I’m training a multi-class classifer and the cost function is nll_loss
(negative log likelihood loss). During training the loss reported on the training set slowly goes down from 0.50 to 0.12 if I train it long enough. The validation set also starts at 0.50 and slowly increases until it’s greater than 1.00. Classic overfitting, right?
But something was wrong since the F1-score on the training set was so much lower than on validation. If I run the whole training set through the torch.nn.functional.nll_loss
function, I get a huge loss (greater than 3.00) that only seems to increase with training. I don’t see why this makes any sense.
So there are really two questions here. First, why is the training set loss reported after each epoch not roughly matching the loss if I run the whole training set through the loss function. Second, why might training set loss increasing with every epoch while validation set loss remains the same?

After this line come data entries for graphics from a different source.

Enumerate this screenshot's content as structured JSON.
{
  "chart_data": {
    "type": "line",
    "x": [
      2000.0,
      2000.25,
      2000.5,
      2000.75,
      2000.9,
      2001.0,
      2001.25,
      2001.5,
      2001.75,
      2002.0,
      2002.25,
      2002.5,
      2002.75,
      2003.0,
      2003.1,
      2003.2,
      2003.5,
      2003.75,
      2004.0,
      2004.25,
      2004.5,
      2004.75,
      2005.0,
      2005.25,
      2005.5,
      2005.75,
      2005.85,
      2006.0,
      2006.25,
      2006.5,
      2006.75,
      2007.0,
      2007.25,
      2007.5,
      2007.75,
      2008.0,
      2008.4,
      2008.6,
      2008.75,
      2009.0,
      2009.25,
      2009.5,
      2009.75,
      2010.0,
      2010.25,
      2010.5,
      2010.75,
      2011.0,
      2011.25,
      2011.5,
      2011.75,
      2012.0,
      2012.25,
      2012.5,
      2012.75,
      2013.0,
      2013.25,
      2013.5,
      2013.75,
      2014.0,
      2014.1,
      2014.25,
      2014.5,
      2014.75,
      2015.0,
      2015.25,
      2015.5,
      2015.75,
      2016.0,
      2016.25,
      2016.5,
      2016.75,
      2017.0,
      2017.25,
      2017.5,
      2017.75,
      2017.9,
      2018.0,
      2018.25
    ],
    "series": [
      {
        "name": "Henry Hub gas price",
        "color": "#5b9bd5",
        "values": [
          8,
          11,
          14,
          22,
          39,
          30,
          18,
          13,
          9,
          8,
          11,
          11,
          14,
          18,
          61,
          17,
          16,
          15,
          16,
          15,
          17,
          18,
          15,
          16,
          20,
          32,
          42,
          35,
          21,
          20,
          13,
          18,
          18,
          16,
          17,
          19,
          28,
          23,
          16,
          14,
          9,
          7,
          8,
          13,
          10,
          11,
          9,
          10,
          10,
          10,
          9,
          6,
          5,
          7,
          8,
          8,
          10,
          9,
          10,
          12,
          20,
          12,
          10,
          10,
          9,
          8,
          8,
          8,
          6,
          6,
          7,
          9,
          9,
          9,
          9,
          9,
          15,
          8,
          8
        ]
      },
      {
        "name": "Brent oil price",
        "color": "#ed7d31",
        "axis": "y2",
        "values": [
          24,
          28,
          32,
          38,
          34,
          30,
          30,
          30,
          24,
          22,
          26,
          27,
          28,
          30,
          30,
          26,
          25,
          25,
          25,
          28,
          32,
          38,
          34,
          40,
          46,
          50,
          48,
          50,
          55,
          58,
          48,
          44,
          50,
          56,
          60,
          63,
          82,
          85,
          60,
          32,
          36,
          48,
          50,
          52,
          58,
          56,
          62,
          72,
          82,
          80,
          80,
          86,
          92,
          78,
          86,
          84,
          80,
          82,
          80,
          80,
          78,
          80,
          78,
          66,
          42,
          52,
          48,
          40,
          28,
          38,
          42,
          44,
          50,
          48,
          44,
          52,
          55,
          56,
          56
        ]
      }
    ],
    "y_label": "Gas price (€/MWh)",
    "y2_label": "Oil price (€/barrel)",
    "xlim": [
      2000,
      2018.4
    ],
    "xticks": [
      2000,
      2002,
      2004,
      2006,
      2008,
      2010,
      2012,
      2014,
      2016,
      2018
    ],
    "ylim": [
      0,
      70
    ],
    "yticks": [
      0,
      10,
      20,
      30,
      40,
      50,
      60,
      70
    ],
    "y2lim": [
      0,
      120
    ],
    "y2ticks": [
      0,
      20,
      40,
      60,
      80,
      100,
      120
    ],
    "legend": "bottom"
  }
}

Here’s the code I’m running at the end on the whole training set
from fastai.model import predict
from fastai.core import V
trn_yhat = predict(learn0.model, learn0.data.trn_dl)
trn_ytrue = split_by_idx(train_idx, df, y)[1][0][:,None].astype(np.int64)
trn_preds = preds = np.argmax(trn_yhat, axis=1)
V1 = V(trn_ytrue)
V2 = V(trn_yhat)
to_np(F.nll_loss(V2, V1.squeeze(1)))
Would be grateful for any insight on why this is happening.